Let me not be reproached then with inutility; I believed that by suicide I should violate a divine law of nature, and I thought that I sufficiently fulfilled my part in submitting to the hard task of enduring the crawling hours & minutes[50]—in bearing the load of time that weighed miserably upon me and that in abstaining from what I in my calm moments considered a crime, I deserved the reward of virtue. There were periods, dreadful ones, during which I despaired—& doubted the existence of all duty & the reality of crime—but I shudder, and turn from the rememberance.

Footnotes

[43] A stalactite grotto on the island of Antiparos in the Aegean Sea.

[44] A good description of Mary's own behavior in England after Shelley's death, of the surface placidity which concealed stormy emotion. See Nitchie, Mary Shelley, pp. 8-10.

[45] Job, 17: 15-16, slightly misquoted.

[46] Not in F of F—A. The quotation should read:
         Fam. Whisper it, sister! so and so!
         In a dark hint, soft and slow.

[47] The mother of Prince Arthur in Shakespeare's King John. In the MS the words "the little Arthur" are written in pencil above the name of Constance.

[48] In F of F—A this account of her plans is addressed to Diotima, and Mathilda's excuse for not detailing them is that they are too trivial to interest spirits no longer on earth; this is the only intrusion of the framework into Mathilda's narrative in The Fields of Fancy. Mathilda's refusal to recount her stratagems, though the omission is a welcome one to the reader, may represent the flagging of Mary's invention. Similarly in Frankenstein she offers excuses for not explaining how the Monster was brought to life. The entire passage, "Alas! I even now ... remain unfinished. I was," is on a slip of paper pasted on the page.

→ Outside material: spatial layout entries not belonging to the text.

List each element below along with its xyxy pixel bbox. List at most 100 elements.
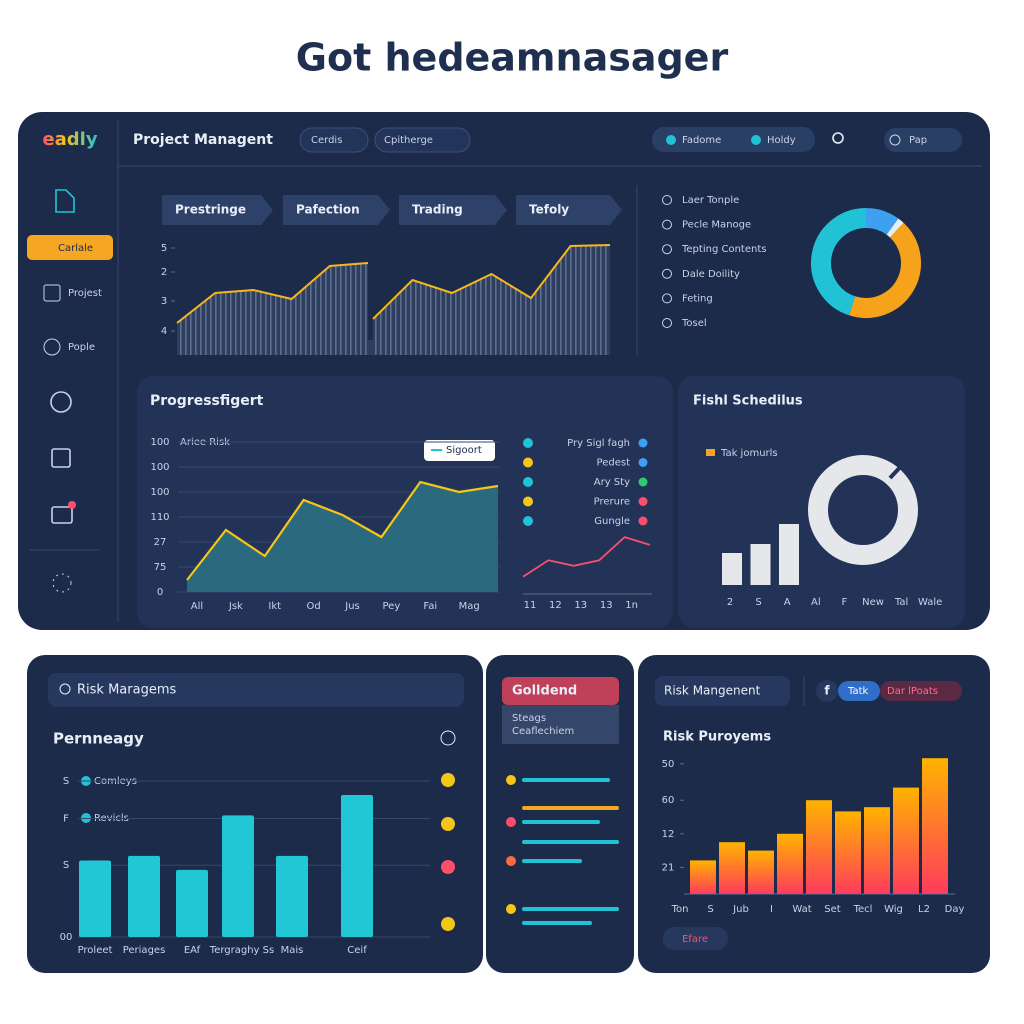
panel-title: Pernneagy — [53, 730, 144, 748]
search-icon[interactable] — [832, 132, 844, 144]
pill[interactable] — [880, 681, 962, 701]
area-fill — [177, 263, 368, 355]
golden-header — [502, 677, 619, 705]
area-line — [176, 262, 369, 324]
nav-active[interactable] — [27, 235, 113, 260]
status-dot — [441, 817, 455, 831]
legend-icon — [662, 219, 672, 230]
y-tick-label: 100 — [150, 487, 169, 498]
legend-label: Feting — [682, 293, 713, 304]
x-tick-label: S — [755, 597, 761, 608]
y-tick-label: 2 — [161, 267, 167, 278]
tab[interactable] — [283, 195, 390, 225]
x-tick-label: Jsk — [228, 601, 243, 612]
legend-dot — [523, 477, 533, 487]
legend-icon — [662, 268, 672, 279]
nav-label: Carlale — [58, 243, 93, 254]
tab-label: Tefoly — [529, 203, 569, 217]
bar — [276, 855, 308, 937]
user-pill[interactable] — [884, 128, 962, 152]
dropdown-label: Cerdis — [311, 135, 342, 146]
legend-dot — [523, 496, 533, 507]
x-tick-label: Wale — [918, 597, 942, 608]
donut-segment — [865, 208, 899, 235]
nav-icon[interactable] — [51, 448, 71, 468]
search-bar[interactable] — [48, 673, 464, 707]
task-list — [506, 775, 619, 925]
search-label: Risk Maragems — [77, 683, 176, 698]
pill[interactable] — [655, 676, 790, 706]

[49] The comparison to a Hermitess and the wearing of the "fanciful nunlike dress" are appropriate though melodramatic. They appear only in Mathilda. Mathilda refers to her "whimsical nunlike habit" again after she meets Woodville (see page 60) and tells us in a deleted passage that it was "a close nunlike gown of black silk."

[50] Cf. Shelley, Prometheus Unbound, I, 48: "the wingless, crawling hours." This phrase ("my part in submitting ... minutes") and the remainder of the paragraph are an elaboration of the simple phrase in F of F—A, "my part in enduring it—," with its ambiguous pronoun. The last page of Chapter VIII shows many corrections, even in the MS of Mathilda. It is another passage that Mary seems to have written in some agitation of spirit. Cf. note 26.